LBB > In terms of your own philosophy, did spending five years in China change that? If so, how?

Martin > Oh, definitely. There is so much I have learned in those five years. It starts with the different values where personal trust and a strong relationship with someone is key to doing business. Guanxi (关系) comes from the Confucius philosophy where it  plays a fundamental role which sees the individual as part of a community and a set of family, hierarchical and friendly relationships.

This may sound a bit weird but, in my experience, British society is also full of british Guanxi and I do see a lot of similarities. 

LBB > And do you think it’s possible to find a ‘best of both worlds’ middle ground between Western and Eastern outlooks in the workplace?

Martin > Yes, I think so. In fact, I’d say that finding that middle ground is pretty much essential for any modern company. Business takes place on multiple fronts at multiple speeds. This also means that our workplace needs to be designed to cater to multiple models and set-ups - that’s clear when you think about recent events such as the pandemic and the Black Lives Matter movement. Adaptation to change is key.

My point is that you don’t know what you’re going to need three to five years from now, but if you have your skills sharpened in multiple work models, you can turn the volume up in one and down in another, minimizing the latency time to get what you need. And that’s going to be the difference between success and failure.

LBB > Tell us about your role at MediaMonks. What keeps you busy day-to-day?

Martin > Ha, well that's an interesting question at the moment! Besides building and growing the team through the pandemic, recent events have added an interesting dimension to my role. I’m always looking to bring together our teams across all companies that fall under the S4 Capital umbrella, combining our expertise and knowledge effectively. 

At the start of the pandemic, we switched quite swiftly into the WFH mode and supported our teams with equipment, new ways of working and frequent updates from the leadership on what is going on in the company. Our weekly State of the Nation from Sir Martin Sorrel and the AMMA (Ask MediaMonks Anything) with our co-founder Wesley and CEO Victor  are very well received. Moreover, we are working to focus on mental health, with some long lasting initiatives where we: 

- Start exploring the effects and complexities the Covid-19 working environment has had on our lives,

- Look into the way how our work can become more authentic, appropriate and effective in a diverse world,

- And help everyone how to cope with working from home and balancing that off with their personal lives. 

LBB > Finally, you have twenty years of experience in digital advertising, working with digitally-native agencies. Do you ever feel a weight of responsibility for driving what your company, and the industry, might look like post-Covid?

Martin > First of all, we work in an industry that will find a new balance very soon, I’m not so worried about that.
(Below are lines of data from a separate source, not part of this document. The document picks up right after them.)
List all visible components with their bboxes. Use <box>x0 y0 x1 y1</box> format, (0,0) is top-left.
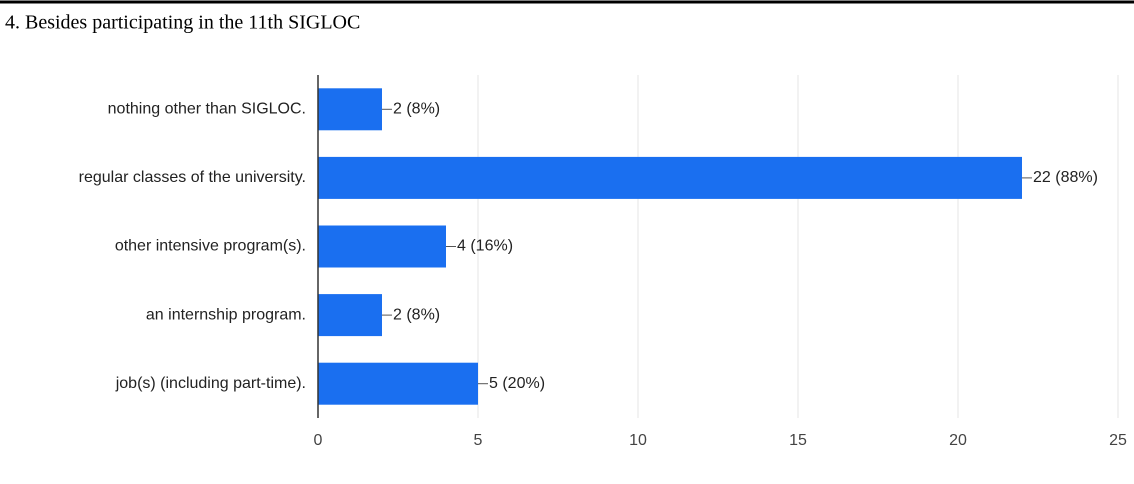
chart-title: 4. Besides participating in the 11th SIG… <box>5 12 360 34</box>
y-tick-label: nothing other than SIGLOC. <box>108 101 306 118</box>
bar <box>318 362 478 405</box>
y-tick-label: an internship program. <box>146 306 306 323</box>
bar <box>318 294 382 337</box>
value-label: 5 (20%) <box>489 375 545 392</box>
value-label: 2 (8%) <box>393 306 440 323</box>
y-tick-label: regular classes of the university. <box>79 169 306 186</box>
y-tick-label: other intensive program(s). <box>115 238 306 255</box>
x-tick-label: 5 <box>474 432 483 449</box>
x-tick-label: 20 <box>949 432 967 449</box>
x-tick-label: 0 <box>314 432 323 449</box>
y-tick-label: job(s) (including part-time). <box>115 375 306 392</box>
x-tick-label: 15 <box>789 432 807 449</box>
x-tick-label: 25 <box>1109 432 1127 449</box>
value-label: 4 (16%) <box>457 238 513 255</box>
bar <box>318 156 1022 199</box>
bar <box>318 225 446 268</box>
value-label: 22 (88%) <box>1033 169 1098 186</box>
bar <box>318 88 382 131</box>
value-label: 2 (8%) <box>393 101 440 118</box>
x-tick-label: 10 <box>629 432 647 449</box>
I can already see agencies adapting to the change and moving into the new realm. We probably need to live with Covid, to a certain extent, so I would say there is no clearly visible ‘post-Covid’, there is only the new way of working in an accelerated digital world. Not just at the agency side but even more at client sides. Changes are now happening very rapidly.

My belief is that by keeping all the communications open, keeping our Monks continuously aware of what is going on in the world, and by listening carefully to people and what is driving them we will ensure that we are ready in any shape or form - with a  diverse multicultural group of people that is fully immersed in how all kinds of generations connect with tribes, brands, cultures.